The Washington Post reports, per “one source,” that President Obama “appear[s] to be frustrated by the public perception that the recovery bill was becoming laden with partisan pet projects.” According to “two Democratic sources,” Obama “took a blunt tone with [Democratic] lawmakers, urging them to drop whatever needs to be cut from the bill to gain bipartisan support and to pass Congress soon.”
I have no doubt that Obama is frustrated by any public perception that might undercut his popularity. But I doubt that Obama is serious about cutting “partisan pet projects,” or that Obama believes the Democrats will cut them appreciably.
In all likelihood, the president is simply trying to get it on the record that he doesn’t really approve of the way the congressional Democrats are behaving because he understands that this is the view of most the country.
Obama operates this way.
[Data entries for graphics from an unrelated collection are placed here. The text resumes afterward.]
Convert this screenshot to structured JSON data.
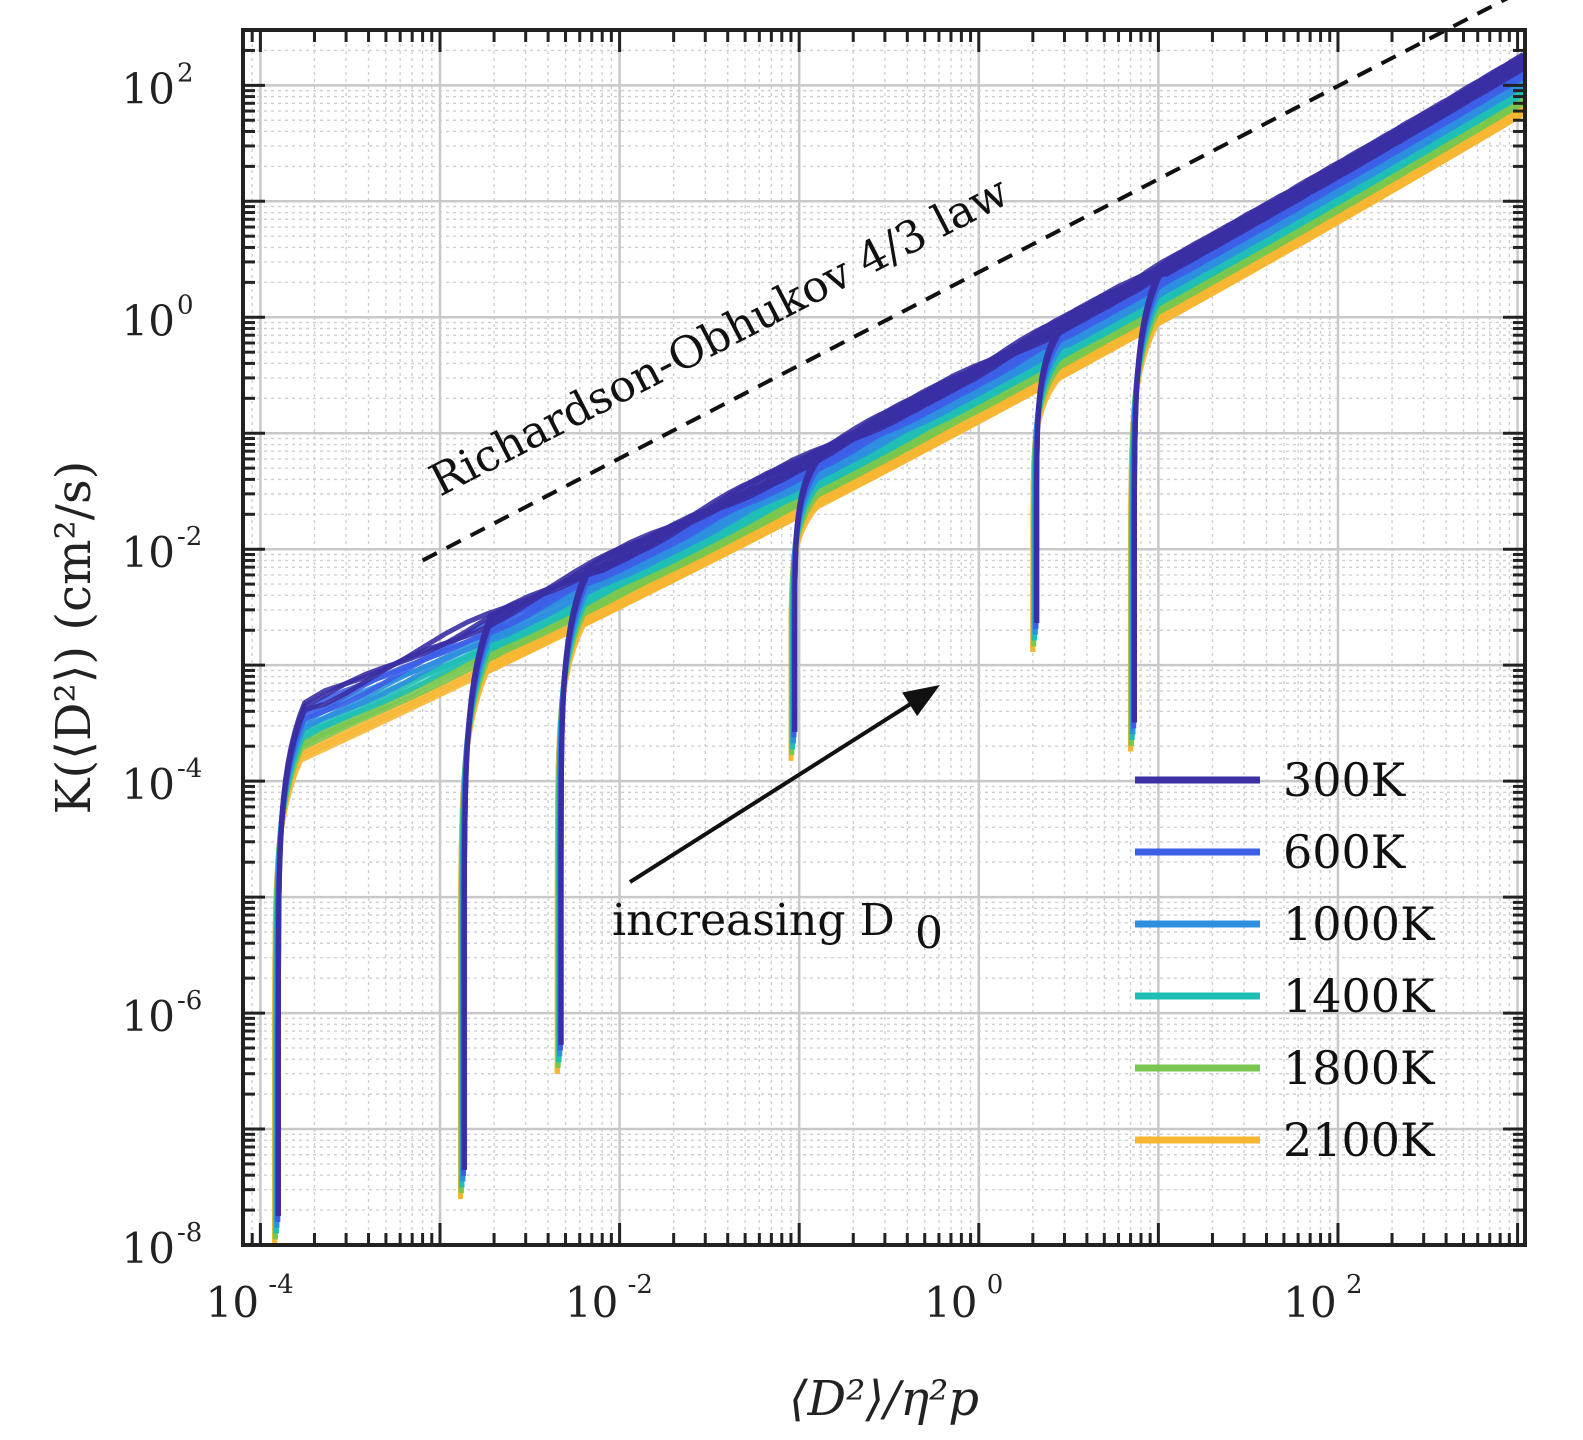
{
  "chart_data": {
    "type": "line",
    "scale": {
      "x": "log",
      "y": "log"
    },
    "xlim": [
      8e-05,
      1100
    ],
    "ylim": [
      1e-08,
      300
    ],
    "xlabel": "⟨D²⟩/η²p",
    "ylabel": "K(⟨D²⟩) (cm²/s)",
    "x_ticks": [
      {
        "value": 0.0001,
        "base": "10",
        "exp": "-4"
      },
      {
        "value": 0.01,
        "base": "10",
        "exp": "-2"
      },
      {
        "value": 1,
        "base": "10",
        "exp": "0"
      },
      {
        "value": 100,
        "base": "10",
        "exp": "2"
      }
    ],
    "y_ticks": [
      {
        "value": 1e-08,
        "base": "10",
        "exp": "-8"
      },
      {
        "value": 1e-06,
        "base": "10",
        "exp": "-6"
      },
      {
        "value": 0.0001,
        "base": "10",
        "exp": "-4"
      },
      {
        "value": 0.01,
        "base": "10",
        "exp": "-2"
      },
      {
        "value": 1,
        "base": "10",
        "exp": "0"
      },
      {
        "value": 100,
        "base": "10",
        "exp": "2"
      }
    ],
    "grid": true,
    "legend_position": "bottom-right",
    "series": [
      {
        "name": "300K",
        "color": "#3a2fa3",
        "offset": 0.0
      },
      {
        "name": "600K",
        "color": "#3d5fe8",
        "offset": -0.08
      },
      {
        "name": "1000K",
        "color": "#2e8fe0",
        "offset": -0.16
      },
      {
        "name": "1400K",
        "color": "#1fbfb5",
        "offset": -0.24
      },
      {
        "name": "1800K",
        "color": "#7ac64f",
        "offset": -0.32
      },
      {
        "name": "2100K",
        "color": "#f7b733",
        "offset": -0.42
      }
    ],
    "initial_separations": [
      {
        "x0": 0.00012,
        "y_join": 0.0002,
        "y_min": 1e-08
      },
      {
        "x0": 0.0013,
        "y_join": 0.0004,
        "y_min": 2.5e-08
      },
      {
        "x0": 0.0045,
        "y_join": 0.003,
        "y_min": 3e-07
      },
      {
        "x0": 0.09,
        "y_join": 0.06,
        "y_min": 0.00015
      },
      {
        "x0": 2.0,
        "y_join": 1.2,
        "y_min": 0.0013
      },
      {
        "x0": 7.0,
        "y_join": 4.0,
        "y_min": 0.00018
      }
    ],
    "reference_line": {
      "label": "Richardson-Obhukov 4/3 law",
      "slope": 1.3333,
      "x_start": 0.0008,
      "y_start": 0.008,
      "x_end": 1000,
      "style": "dashed"
    },
    "arrow_annotation": {
      "label": "increasing D",
      "subscript": "0",
      "x_from": 0.018,
      "y_from": 4e-05,
      "x_to": 0.7,
      "y_to": 0.0008
    }
  }
}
For example, when John McCain and other Republicans proposed legislation a few years ago to reform Fannie Mae and Freddie Mac, Obama (who received substantial contributions from these outfits) refused to come on board. Instead, shortly after announcing his presidential candidacy he wrote a letter to Treasury Secretary Paulson warning of problems in the subprime market. In short, he took no action but rather was content to “go on the record” to cover himself.
Change has come to Washington. For eight years, we had a president who said what he meant and meant what he said. Now, it appears, we don’t.